Éric se servait tranquillement au bol de lait avec des céréales pour enfants quand il sentit deux bras l'enlacer. Son cœur se serra. Il savait que ce n'était pas Louis mais il n'avait pas pu s'empêcher de s'imaginer pendant quelques secondes que c'était lui. Et ça faisait mal...

- Tu manges ça ? C'est bourré de sucre, le réprimanda Yves en glissant la tête dans son cou.

- Mais j'aime bien le sucre, moi...

Il avala une cuillère en mettant la machine à café en route. Il repensa à Louis, qu'il avait vu partir si précipitamment hier soir. Il ne savait même pas s'il était rentré chez lui. Dans son état ça n'aurait pas été raisonnable. D'autant plus que Claire lui avait dit qu'il ne se sentait pas très bien. Mais il avait été trop long à apprendre que son ami était réellement parti et trop long à réagir... Un souffle contre son oreille le sortit de ses pensées :

- Dis, Éric... cette nuit, c'était encore seulement pour t'amuser ?

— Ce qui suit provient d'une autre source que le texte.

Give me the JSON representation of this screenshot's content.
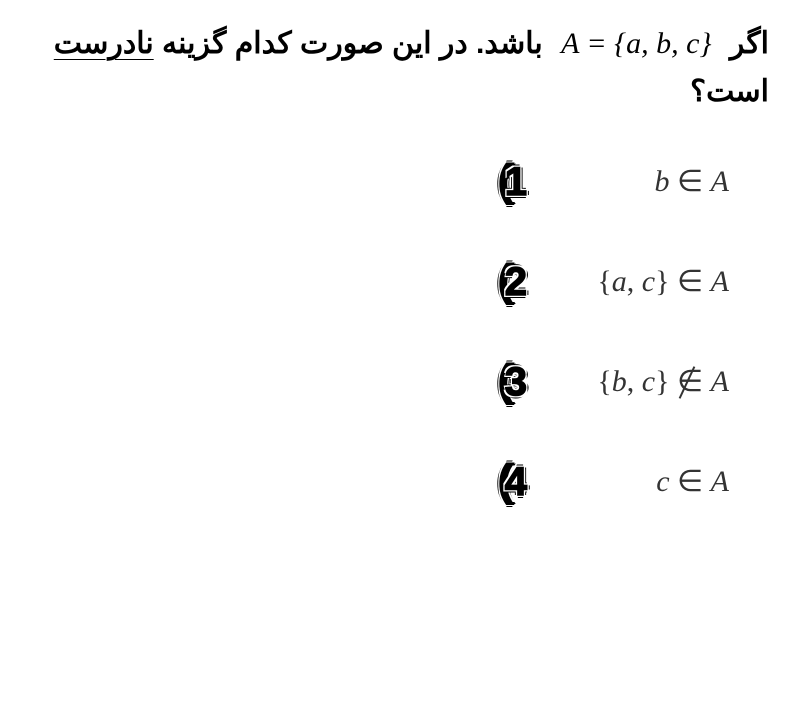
{
  "question": {
    "prefix_fa": "اگر",
    "set_def_latex": "A = {a, b, c}",
    "mid_fa": "باشد. در این صورت کدام گزینه",
    "deco_fa": "نادرست",
    "suffix_fa": "است؟"
  },
  "options": [
    {
      "num": "1",
      "expr_html": "<span class='it'>b</span> ∈ <span class='it'>A</span>"
    },
    {
      "num": "2",
      "expr_html": "{<span class='it'>a</span>, <span class='it'>c</span>} ∈ <span class='it'>A</span>"
    },
    {
      "num": "3",
      "expr_html": "{<span class='it'>b</span>, <span class='it'>c</span>} <span class='strike'>∈</span> <span class='it'>A</span>"
    },
    {
      "num": "4",
      "expr_html": "<span class='it'>c</span> ∈ <span class='it'>A</span>"
    }
  ],
  "colors": {
    "text": "#000000",
    "math": "#333333",
    "background": "#ffffff"
  },
  "typography": {
    "question_fontsize_pt": 22,
    "question_weight": 900,
    "option_num_fontsize_pt": 30,
    "option_math_fontsize_pt": 22
  }
}
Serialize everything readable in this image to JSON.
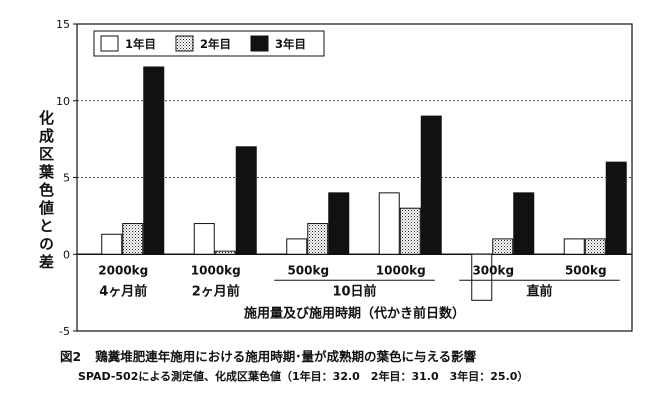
{
  "chart_data": {
    "type": "bar",
    "ylabel": "化成区葉色値との差",
    "xlabel": "施用量及び施用時期（代かき前日数）",
    "ylim": [
      -5,
      15
    ],
    "yticks": [
      -5,
      0,
      5,
      10,
      15
    ],
    "grid": "dashed horizontal at 5 and 10",
    "legend_position": "top-left",
    "categories": [
      "2000kg",
      "1000kg",
      "500kg",
      "1000kg",
      "300kg",
      "500kg"
    ],
    "timing_groups": [
      {
        "label": "4ヶ月前",
        "members": [
          "2000kg"
        ]
      },
      {
        "label": "2ヶ月前",
        "members": [
          "1000kg"
        ]
      },
      {
        "label": "10日前",
        "members": [
          "500kg",
          "1000kg"
        ]
      },
      {
        "label": "直前",
        "members": [
          "300kg",
          "500kg"
        ]
      }
    ],
    "series": [
      {
        "name": "1年目",
        "values": [
          1.3,
          2.0,
          1.0,
          4.0,
          -3.0,
          1.0
        ],
        "fill": "#ffffff"
      },
      {
        "name": "2年目",
        "values": [
          2.0,
          0.2,
          2.0,
          3.0,
          1.0,
          1.0
        ],
        "fill": "dots"
      },
      {
        "name": "3年目",
        "values": [
          12.2,
          7.0,
          4.0,
          9.0,
          4.0,
          6.0
        ],
        "fill": "#111111"
      }
    ]
  },
  "caption": {
    "figure_label": "図2",
    "title": "鶏糞堆肥連年施用における施用時期･量が成熟期の葉色に与える影響",
    "note": "SPAD-502による測定値、化成区葉色値（1年目：32.0　2年目：31.0　3年目：25.0）"
  }
}
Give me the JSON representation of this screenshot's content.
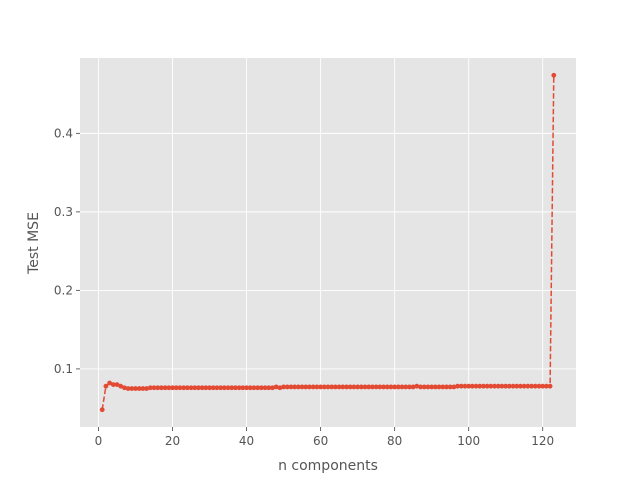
{
  "chart_data": {
    "type": "line",
    "title": "",
    "xlabel": "n components",
    "ylabel": "Test MSE",
    "xlim": [
      -5,
      129
    ],
    "ylim": [
      0.026,
      0.496
    ],
    "grid": true,
    "background": "#e5e5e5",
    "grid_color": "#ffffff",
    "series_color": "#e24a33",
    "line_style": "dashed",
    "marker": "circle",
    "xticks": [
      0,
      20,
      40,
      60,
      80,
      100,
      120
    ],
    "yticks": [
      0.1,
      0.2,
      0.3,
      0.4
    ],
    "x_tick_labels": [
      "0",
      "20",
      "40",
      "60",
      "80",
      "100",
      "120"
    ],
    "y_tick_labels": [
      "0.1",
      "0.2",
      "0.3",
      "0.4"
    ],
    "series": [
      {
        "x": [
          1,
          2,
          3,
          4,
          5,
          6,
          7,
          8,
          9,
          10,
          11,
          12,
          13,
          14,
          15,
          16,
          17,
          18,
          19,
          20,
          21,
          22,
          23,
          24,
          25,
          26,
          27,
          28,
          29,
          30,
          31,
          32,
          33,
          34,
          35,
          36,
          37,
          38,
          39,
          40,
          41,
          42,
          43,
          44,
          45,
          46,
          47,
          48,
          49,
          50,
          51,
          52,
          53,
          54,
          55,
          56,
          57,
          58,
          59,
          60,
          61,
          62,
          63,
          64,
          65,
          66,
          67,
          68,
          69,
          70,
          71,
          72,
          73,
          74,
          75,
          76,
          77,
          78,
          79,
          80,
          81,
          82,
          83,
          84,
          85,
          86,
          87,
          88,
          89,
          90,
          91,
          92,
          93,
          94,
          95,
          96,
          97,
          98,
          99,
          100,
          101,
          102,
          103,
          104,
          105,
          106,
          107,
          108,
          109,
          110,
          111,
          112,
          113,
          114,
          115,
          116,
          117,
          118,
          119,
          120,
          121,
          122,
          123
        ],
        "values": [
          0.048,
          0.078,
          0.082,
          0.08,
          0.08,
          0.078,
          0.076,
          0.075,
          0.075,
          0.075,
          0.075,
          0.075,
          0.075,
          0.076,
          0.076,
          0.076,
          0.076,
          0.076,
          0.076,
          0.076,
          0.076,
          0.076,
          0.076,
          0.076,
          0.076,
          0.076,
          0.076,
          0.076,
          0.076,
          0.076,
          0.076,
          0.076,
          0.076,
          0.076,
          0.076,
          0.076,
          0.076,
          0.076,
          0.076,
          0.076,
          0.076,
          0.076,
          0.076,
          0.076,
          0.076,
          0.076,
          0.076,
          0.077,
          0.076,
          0.077,
          0.077,
          0.077,
          0.077,
          0.077,
          0.077,
          0.077,
          0.077,
          0.077,
          0.077,
          0.077,
          0.077,
          0.077,
          0.077,
          0.077,
          0.077,
          0.077,
          0.077,
          0.077,
          0.077,
          0.077,
          0.077,
          0.077,
          0.077,
          0.077,
          0.077,
          0.077,
          0.077,
          0.077,
          0.077,
          0.077,
          0.077,
          0.077,
          0.077,
          0.077,
          0.077,
          0.078,
          0.077,
          0.077,
          0.077,
          0.077,
          0.077,
          0.077,
          0.077,
          0.077,
          0.077,
          0.077,
          0.078,
          0.078,
          0.078,
          0.078,
          0.078,
          0.078,
          0.078,
          0.078,
          0.078,
          0.078,
          0.078,
          0.078,
          0.078,
          0.078,
          0.078,
          0.078,
          0.078,
          0.078,
          0.078,
          0.078,
          0.078,
          0.078,
          0.078,
          0.078,
          0.078,
          0.078,
          0.474
        ]
      }
    ]
  }
}
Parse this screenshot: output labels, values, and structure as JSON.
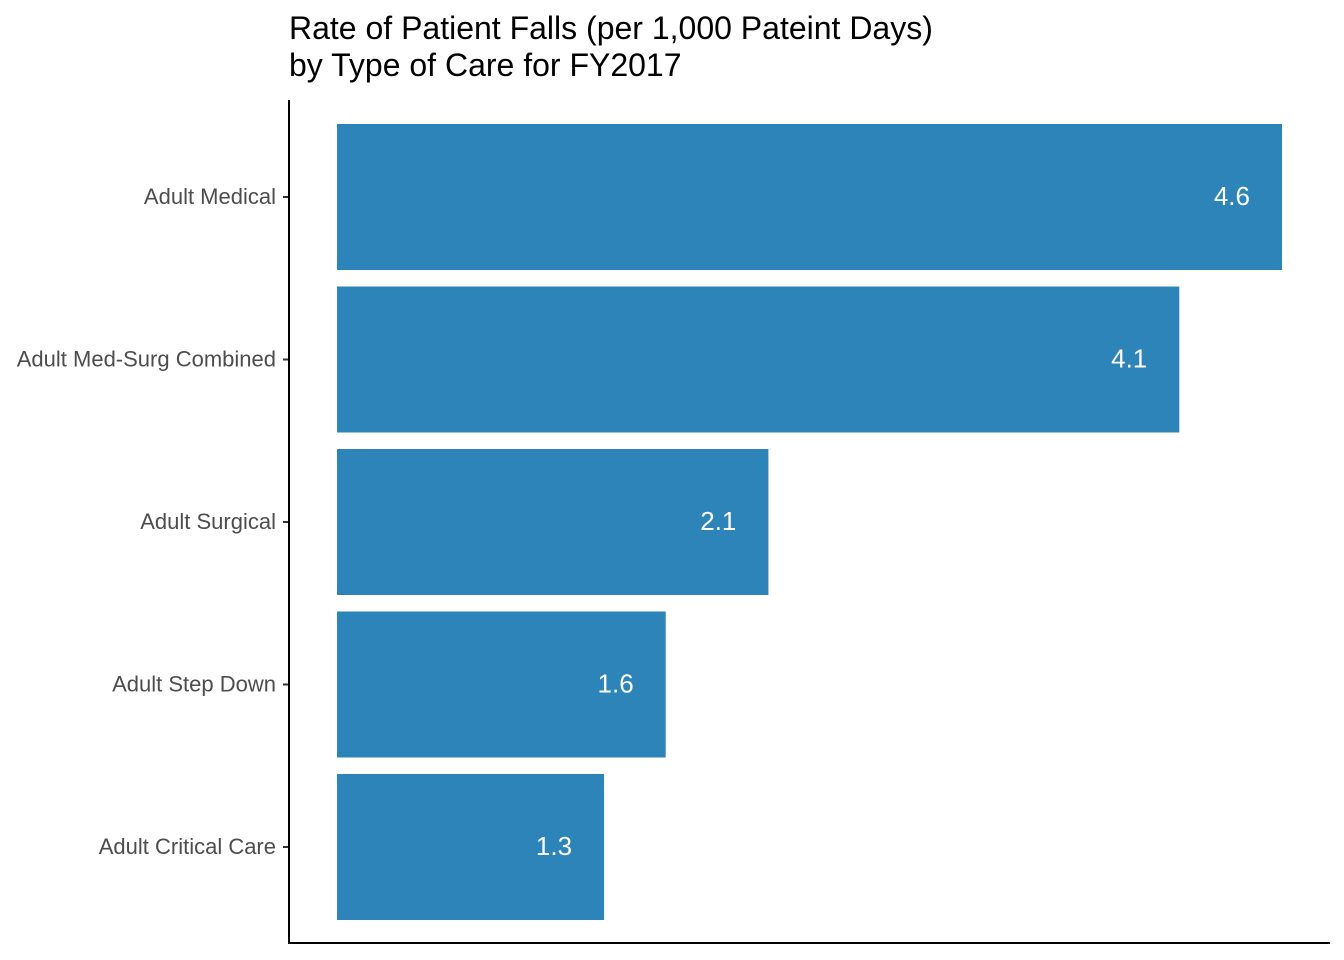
{
  "chart_data": {
    "type": "bar",
    "orientation": "horizontal",
    "title_lines": [
      "Rate of Patient Falls (per 1,000 Pateint Days)",
      "by Type of Care for FY2017"
    ],
    "xlabel": "",
    "ylabel": "",
    "categories": [
      "Adult Medical",
      "Adult Med-Surg Combined",
      "Adult Surgical",
      "Adult Step Down",
      "Adult Critical Care"
    ],
    "values": [
      4.6,
      4.1,
      2.1,
      1.6,
      1.3
    ],
    "data_labels": [
      "4.6",
      "4.1",
      "2.1",
      "1.6",
      "1.3"
    ],
    "xlim": [
      0,
      4.6
    ],
    "grid": false,
    "legend": "none",
    "bar_color": "#2c84b9",
    "label_color": "#ffffff"
  }
}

L'asiatique se figea. Seulement pour s'amuser... Son collègue n'avait pas tort, il s'amusait à coucher avec différents hommes sans jamais garder de relations sérieuses. Parce qu'il y avait Louis et qu'il était amoureux de lui. Mais il fallait qu'il soit lucide, son meilleur ami ne lui rendrait jamais ses sentiments. Il inspira profondément. Il devait arrêter d'espérer, ça faisait plus de dix ans qu'il souffrait en silence.

Il commençait une nouvelle année. Un nouveau siècle. Alors il allait changer. Et faire le choix d'essayer d'être heureux.

- Non, c'était pas pour m'amuser. 



HEEEEEEEEEEEEEEEEEEEYYYYYYYYYYYY ! 

Désolée pour le léger retard de chapitre, je pense que la fin de la semaine a été un peu chamboulée pour tout le monde en France ^^" Enfin, il faut voir le côté positif, je vais avoir plein de temps pour vous écrire des histoires ! 

J'espère que ce chapitre vous a plu en tout cas !

Portez-vous bien, les amis ! Et à la semaine prochaine ! 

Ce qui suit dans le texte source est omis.